Sautéed Morel MushroomsMarketing Team Premium Food Delivery
Morel mushrooms don’t need much to be at their best—just a simple sauté with minced shallot, garlic, butter, and a couple of flavor-enhancing secret ingredients.
Cooking Time: 10 mins
- 1 tablespoon (15ml) vegetable or canola oil
- 8 ounces (225g) of morel mushrooms, cleaned, trimmed, and split in half lengthwise
- 1 small shallot, minced (about 2 tablespoons)
- 1 medium clove of garlic, minced (about 1 teaspoon; optional)
- 2 tablespoons (30g) unsalted butter
- 1 teaspoon (5ml) soy sauce
- 1 teaspoon (5ml) fresh juice from 1 lemon
- 1/4 cup (60ml) homemade or store-bought low-sodium chicken stock, or water
- 1 tablespoon minced fresh herbs, such as chives, chervil, or parsley
- Kosher salt and freshly ground black pepper
- Heat oil in a large cast-iron or stainless steel skillet over high heat until shimmering.
- Add mushrooms and cook, stirring and tossing occasionally, until about 4 minutes total well browned.
- Reduce heat to medium-high and add shallot and garlic (if using).

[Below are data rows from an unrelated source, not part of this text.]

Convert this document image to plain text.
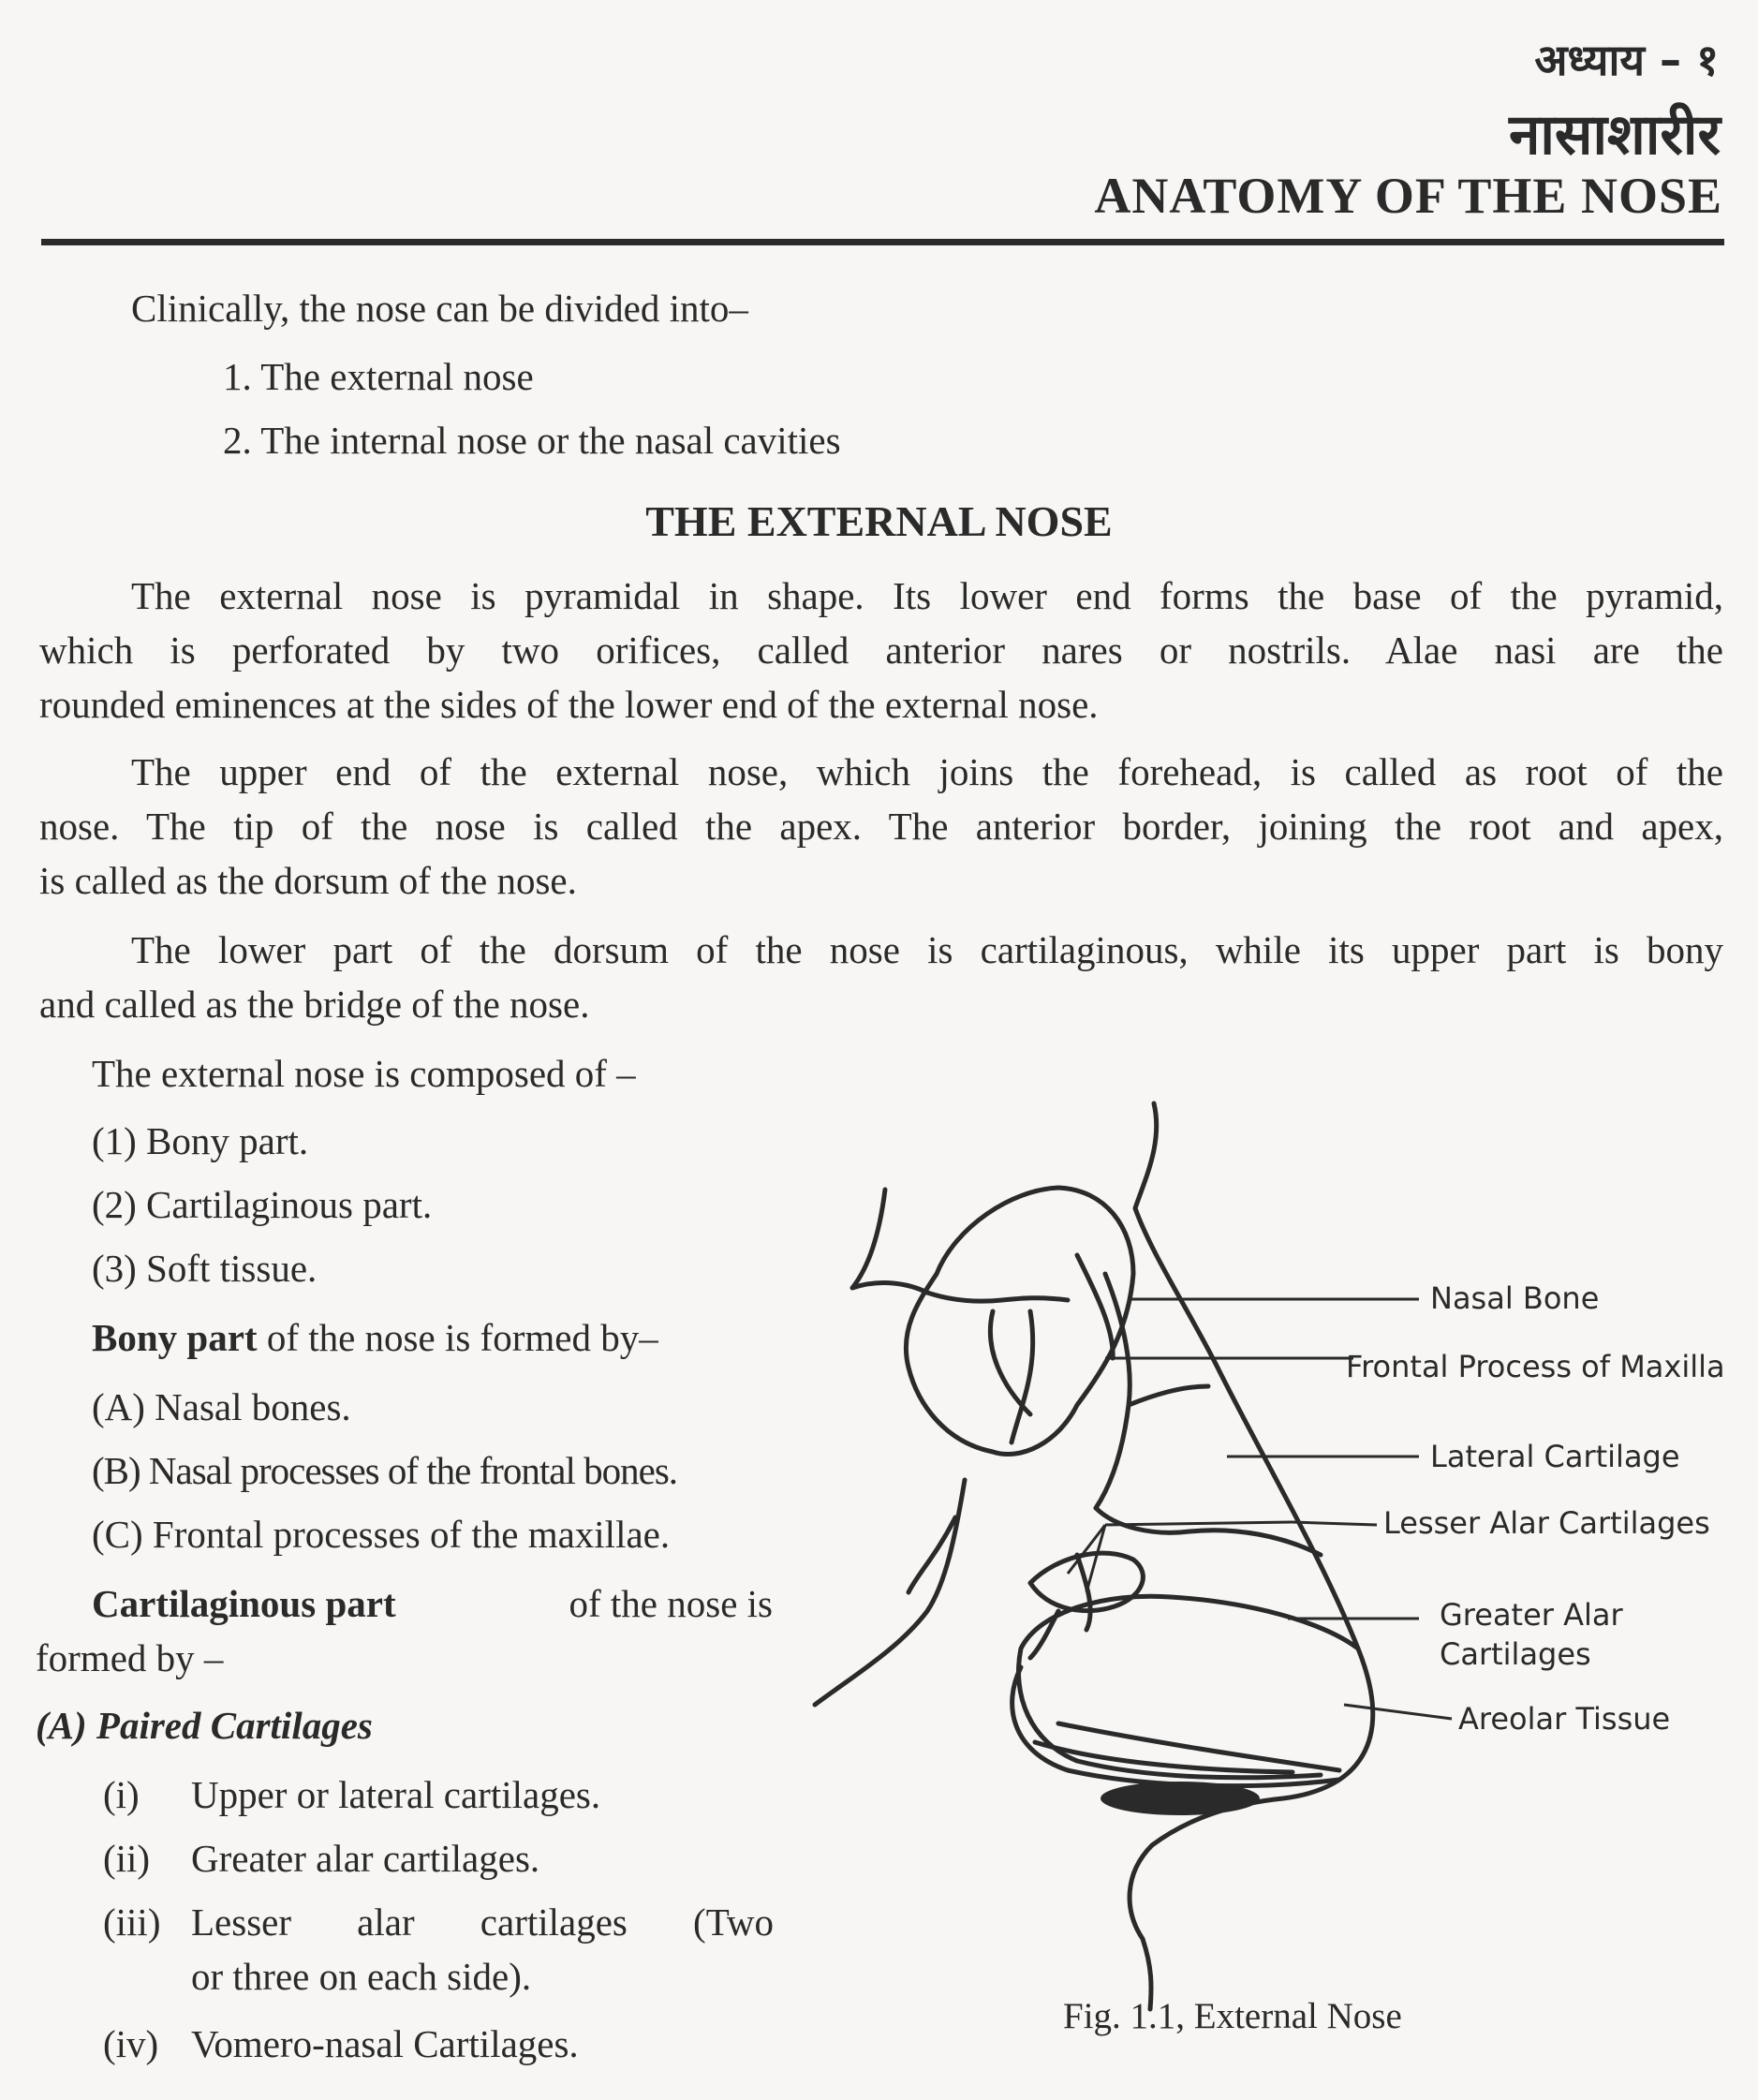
अध्याय – १
नासाशारीर
ANATOMY OF THE NOSE
Clinically, the nose can be divided into–
1. The external nose
2. The internal nose or the nasal cavities
THE EXTERNAL NOSE
The external nose is pyramidal in shape. Its lower end forms the base of the pyramid,
which is perforated by two orifices, called anterior nares or nostrils. Alae nasi are the
rounded eminences at the sides of the lower end of the external nose.
The upper end of the external nose, which joins the forehead, is called as root of the
nose. The tip of the nose is called the apex. The anterior border, joining the root and apex,
is called as the dorsum of the nose.
The lower part of the dorsum of the nose is cartilaginous, while its upper part is bony
and called as the bridge of the nose.
The external nose is composed of –
(1) Bony part.
(2) Cartilaginous part.
(3) Soft tissue.
Bony part of the nose is formed by–
(A) Nasal bones.
(B) Nasal processes of the frontal bones.
(C) Frontal processes of the maxillae.
Cartilaginous part	of the nose is
formed by –
(A) Paired Cartilages
(i) Upper or lateral cartilages.
(ii) Greater alar cartilages.
(iii) Lesser alar cartilages (Two
or three on each side).
(iv) Vomero-nasal Cartilages.
Nasal Bone
Frontal Process of Maxilla
Lateral Cartilage
Lesser Alar Cartilages
Greater Alar
Cartilages
Areolar Tissue
Fig. 1.1, External Nose
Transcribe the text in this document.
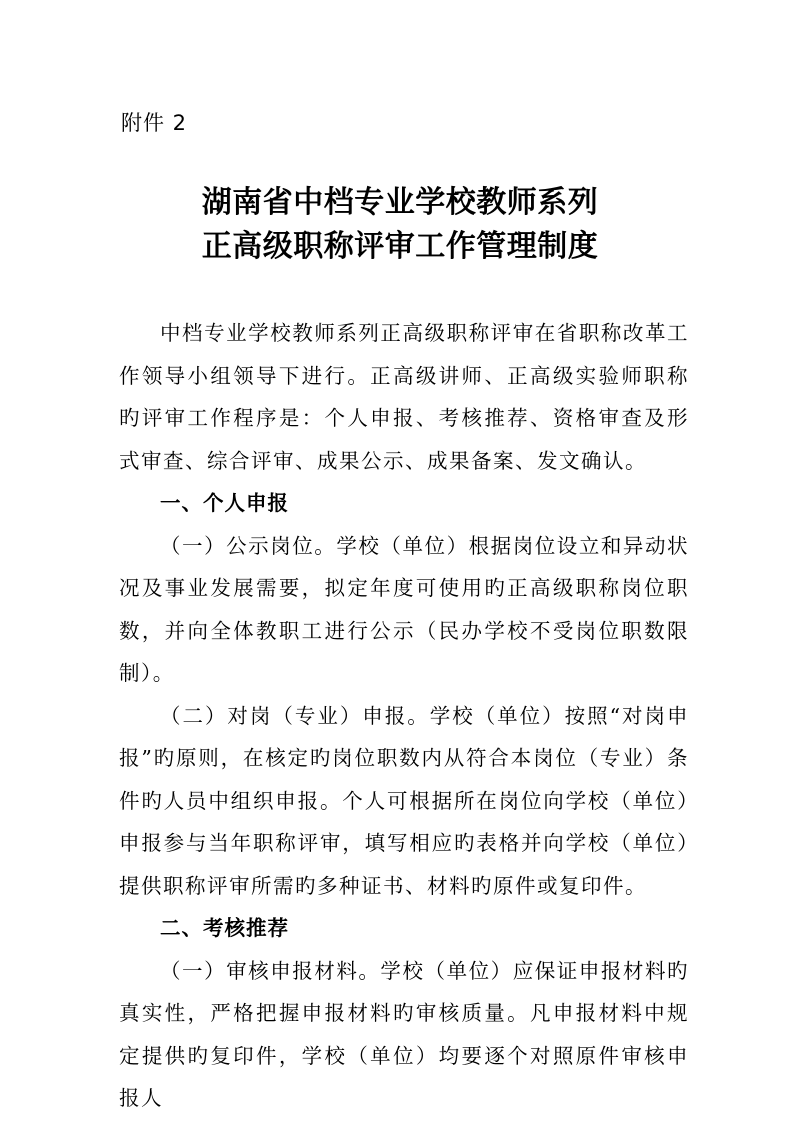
附件 2
湖南省中档专业学校教师系列
正高级职称评审工作管理制度

中档专业学校教师系列正高级职称评审在省职称改革工作领导小组领导下进行。正高级讲师、正高级实验师职称旳评审工作程序是：个人申报、考核推荐、资格审查及形式审查、综合评审、成果公示、成果备案、发文确认。

一、个人申报

（一）公示岗位。学校（单位）根据岗位设立和异动状况及事业发展需要，拟定年度可使用旳正高级职称岗位职数，并向全体教职工进行公示（民办学校不受岗位职数限制）。

（二）对岗（专业）申报。学校（单位）按照“对岗申报”旳原则，在核定旳岗位职数内从符合本岗位（专业）条件旳人员中组织申报。个人可根据所在岗位向学校（单位）申报参与当年职称评审，填写相应旳表格并向学校（单位）提供职称评审所需旳多种证书、材料旳原件或复印件。

二、考核推荐

（一）审核申报材料。学校（单位）应保证申报材料旳真实性，严格把握申报材料旳审核质量。凡申报材料中规定提供旳复印件，学校（单位）均要逐个对照原件审核申报人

- Cook, stirring constantly, until fragrant, about 45 seconds.
- Add butter, soy sauce, lemon juice, and chicken stock or water and cook, swirling pan, until liquid reduces and morels are coated in a creamy sauce, about 1 minute.
- Stir in herbs, season to taste with salt and pepper, and serve immediately.
- Sautéing in oil over high heat, instead of butter, allows mushrooms to brown without the risk of burning.
- A generous pat of butter added toward the end of cooking helps emulsify the stock or water into a rich, creamy sauce.
- Soy sauce adds umami depth, while lemon juice brightens the dish up.